(Posted April 4, 2011)

HUNTINGDON, Pa. -- Exploration of all kinds is sort of the informal theme for Juniata College's Wind Symphony and Concert Band join forces in a concert at 3 p.m., Sunday, April 10, in Rosenberger Auditorium in the Halbritter Center for the Performing Arts on the Juniata campus.

The concert is $5 for adults and free for students and children under 18. The Concert Band and Wind Symphony are both conducted by James Latten, associate professor of music and director of Juniata's instrumental music program.

The Concert Band opens the performance with the finale from Antonin Dvorak's "Symphony No. 9," or "The New World Symphony." Dvorak wrote the symphony after visiting and exploring the United States in the 1890s.

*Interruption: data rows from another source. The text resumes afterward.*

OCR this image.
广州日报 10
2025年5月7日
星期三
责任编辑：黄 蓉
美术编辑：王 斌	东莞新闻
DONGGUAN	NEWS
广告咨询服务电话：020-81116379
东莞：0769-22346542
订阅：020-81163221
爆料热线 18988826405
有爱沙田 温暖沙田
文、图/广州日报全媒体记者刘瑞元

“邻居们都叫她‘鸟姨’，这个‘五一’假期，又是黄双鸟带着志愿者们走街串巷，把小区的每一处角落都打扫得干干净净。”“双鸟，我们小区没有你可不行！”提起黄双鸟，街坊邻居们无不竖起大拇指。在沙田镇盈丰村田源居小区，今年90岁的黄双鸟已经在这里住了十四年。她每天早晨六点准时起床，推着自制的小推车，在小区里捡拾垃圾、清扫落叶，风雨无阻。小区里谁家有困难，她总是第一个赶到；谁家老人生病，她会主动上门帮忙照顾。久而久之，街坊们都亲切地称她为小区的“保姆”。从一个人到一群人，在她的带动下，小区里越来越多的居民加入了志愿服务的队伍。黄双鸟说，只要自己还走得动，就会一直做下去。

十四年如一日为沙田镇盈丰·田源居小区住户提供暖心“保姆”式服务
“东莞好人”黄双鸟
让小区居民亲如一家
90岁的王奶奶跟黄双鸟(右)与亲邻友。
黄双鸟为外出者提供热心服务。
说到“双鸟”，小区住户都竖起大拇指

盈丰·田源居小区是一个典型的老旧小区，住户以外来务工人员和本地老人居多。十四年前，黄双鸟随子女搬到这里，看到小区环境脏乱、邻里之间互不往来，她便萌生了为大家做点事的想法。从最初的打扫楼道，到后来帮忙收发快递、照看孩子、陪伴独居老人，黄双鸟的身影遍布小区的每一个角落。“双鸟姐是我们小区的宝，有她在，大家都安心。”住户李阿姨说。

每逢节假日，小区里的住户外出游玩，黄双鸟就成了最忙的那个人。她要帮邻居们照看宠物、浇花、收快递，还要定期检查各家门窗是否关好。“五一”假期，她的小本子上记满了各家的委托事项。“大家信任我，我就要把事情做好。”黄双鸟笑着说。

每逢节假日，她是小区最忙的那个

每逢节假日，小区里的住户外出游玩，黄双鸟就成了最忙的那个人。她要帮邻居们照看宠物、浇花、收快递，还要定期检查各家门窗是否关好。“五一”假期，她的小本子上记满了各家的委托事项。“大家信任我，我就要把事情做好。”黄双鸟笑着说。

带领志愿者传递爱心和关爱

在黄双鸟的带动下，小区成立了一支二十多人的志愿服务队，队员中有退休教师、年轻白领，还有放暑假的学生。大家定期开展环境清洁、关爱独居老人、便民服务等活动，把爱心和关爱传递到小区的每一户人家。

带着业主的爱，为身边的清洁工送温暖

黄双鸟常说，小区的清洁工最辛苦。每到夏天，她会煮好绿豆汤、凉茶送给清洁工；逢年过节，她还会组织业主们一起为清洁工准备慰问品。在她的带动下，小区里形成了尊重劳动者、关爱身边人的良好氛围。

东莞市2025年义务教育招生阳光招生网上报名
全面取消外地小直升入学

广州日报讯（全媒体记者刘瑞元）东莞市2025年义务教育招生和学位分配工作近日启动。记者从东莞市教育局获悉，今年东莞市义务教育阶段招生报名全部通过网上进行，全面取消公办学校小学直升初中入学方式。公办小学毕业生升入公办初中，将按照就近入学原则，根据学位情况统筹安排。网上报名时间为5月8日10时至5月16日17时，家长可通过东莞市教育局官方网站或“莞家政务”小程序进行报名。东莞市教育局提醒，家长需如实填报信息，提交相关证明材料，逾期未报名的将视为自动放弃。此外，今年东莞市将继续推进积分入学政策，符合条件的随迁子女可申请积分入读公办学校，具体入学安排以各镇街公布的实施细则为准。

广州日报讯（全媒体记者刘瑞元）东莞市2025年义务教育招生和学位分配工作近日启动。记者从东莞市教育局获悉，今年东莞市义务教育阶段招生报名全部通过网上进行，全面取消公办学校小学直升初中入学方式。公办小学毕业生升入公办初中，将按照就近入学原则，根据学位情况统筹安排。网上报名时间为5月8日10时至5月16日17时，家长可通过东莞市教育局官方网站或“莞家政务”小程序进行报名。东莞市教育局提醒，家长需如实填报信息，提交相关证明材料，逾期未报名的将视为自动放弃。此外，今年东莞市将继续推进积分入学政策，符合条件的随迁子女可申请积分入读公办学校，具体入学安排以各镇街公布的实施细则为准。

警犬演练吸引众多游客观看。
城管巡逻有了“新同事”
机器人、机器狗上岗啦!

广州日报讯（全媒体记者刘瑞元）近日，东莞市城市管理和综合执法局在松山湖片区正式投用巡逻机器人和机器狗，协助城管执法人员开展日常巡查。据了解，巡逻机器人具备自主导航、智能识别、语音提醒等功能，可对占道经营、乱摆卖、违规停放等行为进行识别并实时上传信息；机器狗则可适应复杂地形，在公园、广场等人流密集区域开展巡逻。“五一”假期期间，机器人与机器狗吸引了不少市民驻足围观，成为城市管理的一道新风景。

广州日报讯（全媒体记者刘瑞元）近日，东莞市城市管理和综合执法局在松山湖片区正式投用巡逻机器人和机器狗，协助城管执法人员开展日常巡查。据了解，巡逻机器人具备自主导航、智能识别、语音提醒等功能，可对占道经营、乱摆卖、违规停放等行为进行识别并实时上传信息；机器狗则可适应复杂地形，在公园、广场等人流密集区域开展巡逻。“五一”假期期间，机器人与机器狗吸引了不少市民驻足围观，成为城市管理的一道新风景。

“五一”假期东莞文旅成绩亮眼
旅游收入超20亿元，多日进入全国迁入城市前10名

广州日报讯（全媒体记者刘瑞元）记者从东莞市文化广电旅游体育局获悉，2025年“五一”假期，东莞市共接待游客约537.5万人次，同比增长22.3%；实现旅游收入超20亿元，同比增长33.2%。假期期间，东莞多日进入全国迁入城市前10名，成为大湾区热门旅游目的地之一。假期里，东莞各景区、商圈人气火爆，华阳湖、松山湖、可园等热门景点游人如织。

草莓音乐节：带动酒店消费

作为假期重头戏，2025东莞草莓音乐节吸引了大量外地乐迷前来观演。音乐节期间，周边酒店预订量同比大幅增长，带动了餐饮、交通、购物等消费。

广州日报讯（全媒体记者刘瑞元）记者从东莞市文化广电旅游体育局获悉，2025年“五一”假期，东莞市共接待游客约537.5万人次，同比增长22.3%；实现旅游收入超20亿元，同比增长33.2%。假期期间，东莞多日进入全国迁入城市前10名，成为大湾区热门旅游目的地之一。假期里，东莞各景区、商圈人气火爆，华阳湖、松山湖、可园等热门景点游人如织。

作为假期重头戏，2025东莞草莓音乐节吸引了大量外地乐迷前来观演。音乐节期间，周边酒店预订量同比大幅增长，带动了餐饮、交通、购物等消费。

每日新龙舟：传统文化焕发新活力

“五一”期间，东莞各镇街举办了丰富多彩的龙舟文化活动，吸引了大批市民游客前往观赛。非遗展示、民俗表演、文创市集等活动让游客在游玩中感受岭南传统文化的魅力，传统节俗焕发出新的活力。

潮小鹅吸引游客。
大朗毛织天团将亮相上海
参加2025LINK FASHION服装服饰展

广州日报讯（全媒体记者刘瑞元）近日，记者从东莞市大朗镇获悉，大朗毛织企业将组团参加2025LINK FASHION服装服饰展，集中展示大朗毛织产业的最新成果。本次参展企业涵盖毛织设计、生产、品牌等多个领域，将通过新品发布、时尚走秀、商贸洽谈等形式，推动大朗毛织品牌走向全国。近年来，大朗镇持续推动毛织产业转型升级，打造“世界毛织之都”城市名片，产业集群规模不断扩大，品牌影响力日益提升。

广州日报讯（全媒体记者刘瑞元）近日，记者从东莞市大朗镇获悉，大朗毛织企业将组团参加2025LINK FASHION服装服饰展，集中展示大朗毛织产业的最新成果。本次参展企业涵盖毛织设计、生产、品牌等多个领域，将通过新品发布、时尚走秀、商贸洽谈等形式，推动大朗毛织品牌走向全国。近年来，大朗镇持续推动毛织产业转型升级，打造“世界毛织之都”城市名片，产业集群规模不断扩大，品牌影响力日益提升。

He incorporated influences from Native American music and African-American spirituals in the piece.

Exploration of space is honored by the composition "Threnody for Challenger," by James Sochinski. The piece was written to honor the space shuttle Challenger, which was lost shortly after launch in 1986. The next selection, "Old Churches," by Michael Colgrass, explores historical musical forms in adapting the Gregorian chant structure to an instrumental ensemble.

The first section of the concert ends with "The Lost Lady Found," which is an excerpt from the Percy Grainger composition, "Lincolnshire Posy." The selection is the sixth movement and finale for a composition based on English folk songs.

The Wind Symphony will perform the "Juniata College Alma Mater" as its opening selection. The composition was written in 1926, and the ensemble will play a new arrangement, written by Latten.

The music turns slightly international as the group performs "Aegean Festival Overture," which is heavily influenced by the Greek music composer Andreas Makris grew up with. The next selection, "Sanctuary," is an emotion-filled celebration of life written by composer Frank Ticheli to honor the birth of a new child.

The concert will end as the ensemble plays "Variations on a Shaker Melody," by American composer Aaron Copland. The selection is perhaps the most recognizable section of Copland's composition "Appalachian Spring," which was written as a ballet for choreographer Martha Graham in 1945. The central musical theme is based on the Shaker song "Simple Gifts."